Transformations - The Box-Cox transformations uses a lambda of 0.05 and the Johnson transformation function is 0.882908 + 0.987049 * ln((X + 0.132606) / (9.31101 - X)).

Goodness-of-fit test - The table includes Anderson-Darling (AD) statistics and the corresponding p-value for a distribution. For a critical value a, a p-value greater than a suggests that the data follow that distribution. Minitab also includes a p-value for Likelihood ratio test (LRT P), which tests whether a 2-parameter distribution would fit the data equally well compared to its 3-parameter counterpart.

The p-values of >0.25, 0.467, 0.213, and 0.238 indicate that the Weibull, 3-parameter Weibull, largest extreme value, and gamma distributions fit the data well. The Box-Cox (p-value = 0.574) and Johnson transformations (p-value = 0.799) also provide good fits for the data.

Use the LRT P value to determine whether the corresponding 3-parameter distribution improves the fit over the 2-parameter distribution. The LRT P value of 0.225 suggests that the 3-parameter Weibull distribution does not significantly improve the fit compared to the 2-parameter Weibull distribution. The LRT P value of 1.000 suggests that the 3-parameter gamma distribution does not significantly improve the fit compared to the 2-parameter gamma distribution. However, the 3-parameter lognormal improves the fit over the 2-parameter lognormal (LRT P = 0.007) and the 2-parameter exponential improves the fit over the exponential (LRT P = 0.000).

Probability plot - The probability plot includes percentile points for corresponding probabilities of an ordered data set. The middle line is the expected percentile from the distribution based on maximum likelihood parameter estimates. The left and right line represent the lower and upper bounds for the confidence intervals of each percentile.

The probability plots shows that the data points fall approximately on a straight line and within the confidence intervals for the 2-parameter Weibull, 3-parameter Weibull, largest extreme value, and gamma distribution.
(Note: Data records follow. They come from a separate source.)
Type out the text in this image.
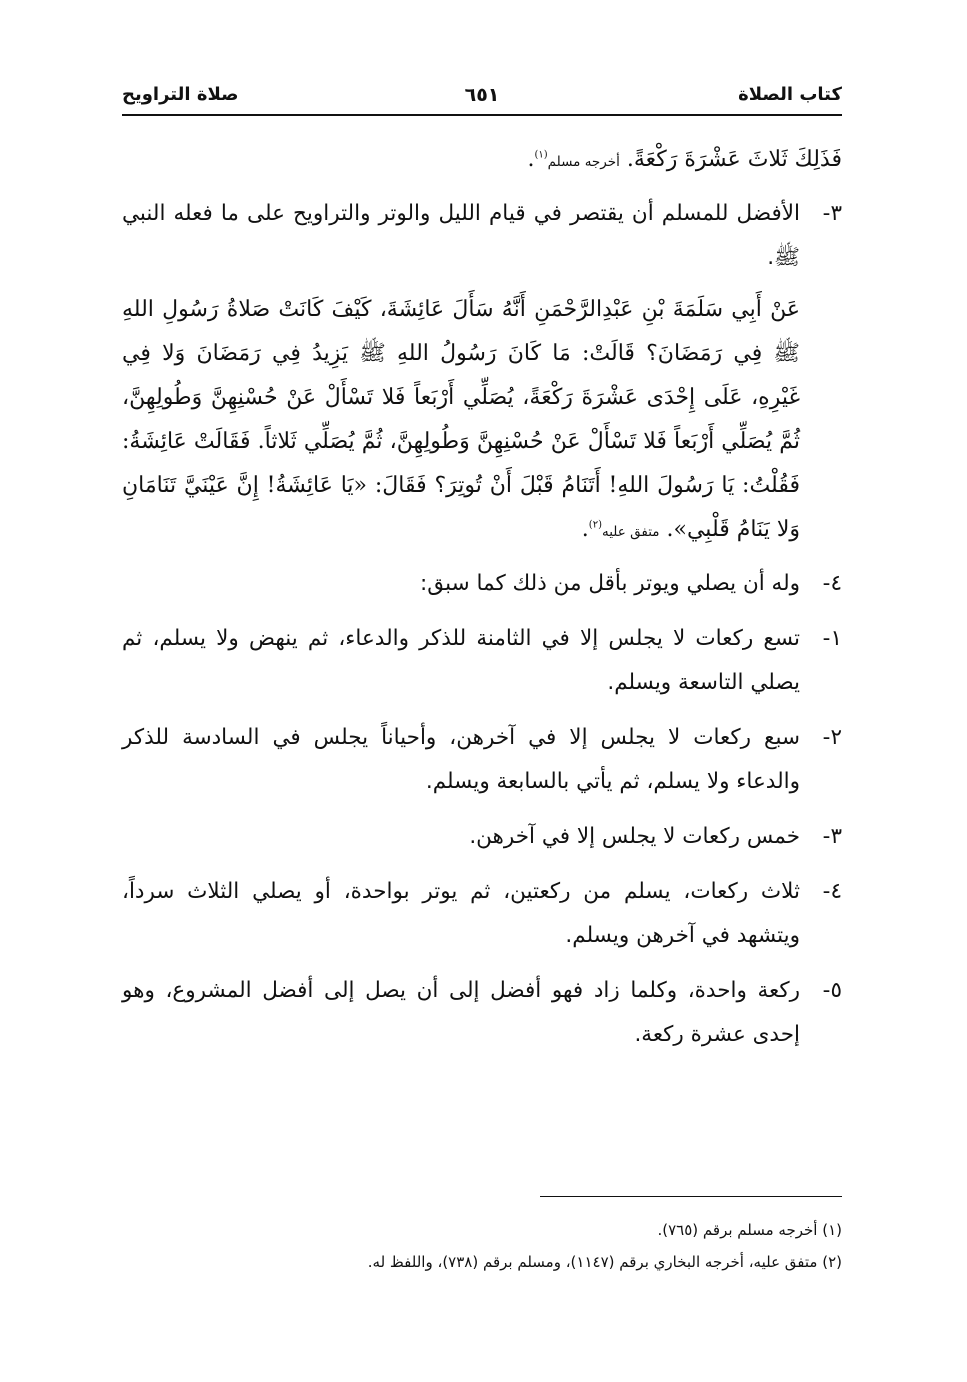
كتاب الصلاة
٦٥١
صلاة التراويح

فَذَلِكَ ثَلاثَ عَشْرَةَ رَكْعَةً. أخرجه مسلم$^{(١)}$.

٣-

الأفضل للمسلم أن يقتصر في قيام الليل والوتر والتراويح على ما فعله النبي ﷺ.

عَنْ أَبِي سَلَمَةَ بْنِ عَبْدِالرَّحْمَنِ أَنَّهُ سَأَلَ عَائِشَةَ، كَيْفَ كَانَتْ صَلاةُ رَسُولِ اللهِ ﷺ فِي رَمَضَانَ؟ قَالَتْ: مَا كَانَ رَسُولُ اللهِ ﷺ يَزِيدُ فِي رَمَضَانَ وَلا فِي غَيْرِهِ، عَلَى إِحْدَى عَشْرَةَ رَكْعَةً، يُصَلِّي أَرْبَعاً فَلا تَسْأَلْ عَنْ حُسْنِهِنَّ وَطُولِهِنَّ، ثُمَّ يُصَلِّي أَرْبَعاً فَلا تَسْأَلْ عَنْ حُسْنِهِنَّ وَطُولِهِنَّ، ثُمَّ يُصَلِّي ثَلاثاً. فَقَالَتْ عَائِشَةُ: فَقُلْتُ: يَا رَسُولَ اللهِ! أَتَنَامُ قَبْلَ أَنْ تُوتِرَ؟ فَقَالَ: «يَا عَائِشَةُ! إِنَّ عَيْنَيَّ تَنَامَانِ وَلا يَنَامُ قَلْبِي». متفق عليه$^{(٢)}$.

٤-

وله أن يصلي ويوتر بأقل من ذلك كما سبق:

١-

تسع ركعات لا يجلس إلا في الثامنة للذكر والدعاء، ثم ينهض ولا يسلم، ثم يصلي التاسعة ويسلم.

٢-

سبع ركعات لا يجلس إلا في آخرهن، وأحياناً يجلس في السادسة للذكر والدعاء ولا يسلم، ثم يأتي بالسابعة ويسلم.

٣-

خمس ركعات لا يجلس إلا في آخرهن.

٤-

ثلاث ركعات، يسلم من ركعتين، ثم يوتر بواحدة، أو يصلي الثلاث سرداً، ويتشهد في آخرهن ويسلم.

٥-

ركعة واحدة، وكلما زاد فهو أفضل إلى أن يصل إلى أفضل المشروع، وهو إحدى عشرة ركعة.

(١) أخرجه مسلم برقم (٧٦٥).
(٢) متفق عليه، أخرجه البخاري برقم (١١٤٧)، ومسلم برقم (٧٣٨)، واللفظ له.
If more than one distribution fits your data, see selecting a distribution for guidance. If both normal and nonnormal models fit the data about the same, it is probably better to choose the normal model, since it provides estimates of both overall and within process capability. For other example using these data, see Example of Capability Analysis for Nonnormal Data and Example of Capability Analysis using a Box-Cox Transformation.